L’instabilité fiscale, la folie normative, freins structurels de l’économie française

Publié le
Lecture : 3 min
Chatgpt Image 20 Oct. 2025 à 13 55 26
Chef d'entreprise croulant sous les charges administratives | www.nlto.fr

La France affiche un paradoxe : nation riche en talents, en idées et en structures entrepreneuriales, elle souffre malgré tout d’un mécanisme récurrent d’étouffement de l’initiative. Entre instabilité fiscale permanente, multiplication des normes et des contrôles, et croissance ininterrompue de la charge administrative, le climat entrepreneurial se fragilise. Ce qui devait être un moteur de croissance se transforme en frein : les entrepreneurs, accablés par un « système qui change tout en permanence », finissent par douter, ralentir ou s’expatrier. Or sans confiance, sans stabilité, sans liberté, ou du moins sans sentiment de liberté, il n’est plus possible d’investir, de créer, de croître de façon sereine.

Une fiscalité devenue imprévisible
En France, la fiscalité évolue à un rythme tel qu’elle en devient illisible. L’ISF a été supprimé pour laisser place à l’IFI, que l’on complète désormais d’une taxe sur les holdings ; les dividendes des SARL sont soudain soumis à des charges sociales ; des prélèvements « exceptionnels » deviennent permanents. Chaque réforme est présentée comme un ajustement technique ou moral, mais au final, c’est la cohérence du système qui se délite. L’entrepreneur, comme l’investisseur, ne peut plus anticiper. L’État change les règles plus vite que les acteurs économiques ne peuvent s’y adapter. Cette imprévisibilité est devenue l’un des principaux handicaps de la compétitivité française.

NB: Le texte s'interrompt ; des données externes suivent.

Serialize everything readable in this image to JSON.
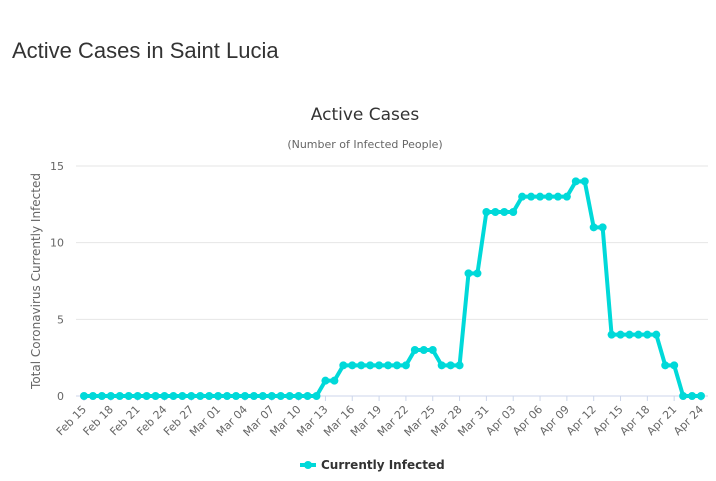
{
  "page_title": "Active Cases in Saint Lucia",
  "chart_data": {
    "type": "line",
    "title": "Active Cases",
    "subtitle": "(Number of Infected People)",
    "xlabel": "",
    "ylabel": "Total Coronavirus Currently Infected",
    "ylim": [
      0,
      15
    ],
    "yticks": [
      0,
      5,
      10,
      15
    ],
    "grid": true,
    "legend_position": "bottom",
    "color": "#00d9d9",
    "start_date": "2020-02-15",
    "tick_labels": [
      "Feb 15",
      "Feb 18",
      "Feb 21",
      "Feb 24",
      "Feb 27",
      "Mar 01",
      "Mar 04",
      "Mar 07",
      "Mar 10",
      "Mar 13",
      "Mar 16",
      "Mar 19",
      "Mar 22",
      "Mar 25",
      "Mar 28",
      "Mar 31",
      "Apr 03",
      "Apr 06",
      "Apr 09",
      "Apr 12",
      "Apr 15",
      "Apr 18",
      "Apr 21",
      "Apr 24"
    ],
    "series": [
      {
        "name": "Currently Infected",
        "values": [
          0,
          0,
          0,
          0,
          0,
          0,
          0,
          0,
          0,
          0,
          0,
          0,
          0,
          0,
          0,
          0,
          0,
          0,
          0,
          0,
          0,
          0,
          0,
          0,
          0,
          0,
          0,
          1,
          1,
          2,
          2,
          2,
          2,
          2,
          2,
          2,
          2,
          3,
          3,
          3,
          2,
          2,
          2,
          8,
          8,
          12,
          12,
          12,
          12,
          13,
          13,
          13,
          13,
          13,
          13,
          14,
          14,
          11,
          11,
          4,
          4,
          4,
          4,
          4,
          4,
          2,
          2,
          0,
          0,
          0
        ]
      }
    ]
  }
}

Une charge administrative qui s’accumule
À l’instabilité s’ajoute la complexité. D’après le Sénat, le coût des normes, procédures et autorisations administratives pesant sur les entreprises pourrait atteindre un niveau considérable : l’estimation la plus récente évoque un montant compris entre 3,5 % et 4,5 % du PIB français pour l’ensemble des normes, soit environ 87 à 112 milliards d’euros. (Sénat) De ce total, la part des charges administratives à la charge des entreprises est estimée à entre 75 et 80 milliards d’euros, soit autour de 3 % du PIB. (Sénat) Au-delà du montant, c’est l’effet cumulatif qui alourdit le fardeau : chaque nouveau texte, chaque nouvelle norme, chaque nouveau contrôle se traduit par des heures dédiées, des expertises mobilisées, des formulaires remplis. L’économie française vit sous surveillance continue, dans un climat de méfiance institutionnalisée.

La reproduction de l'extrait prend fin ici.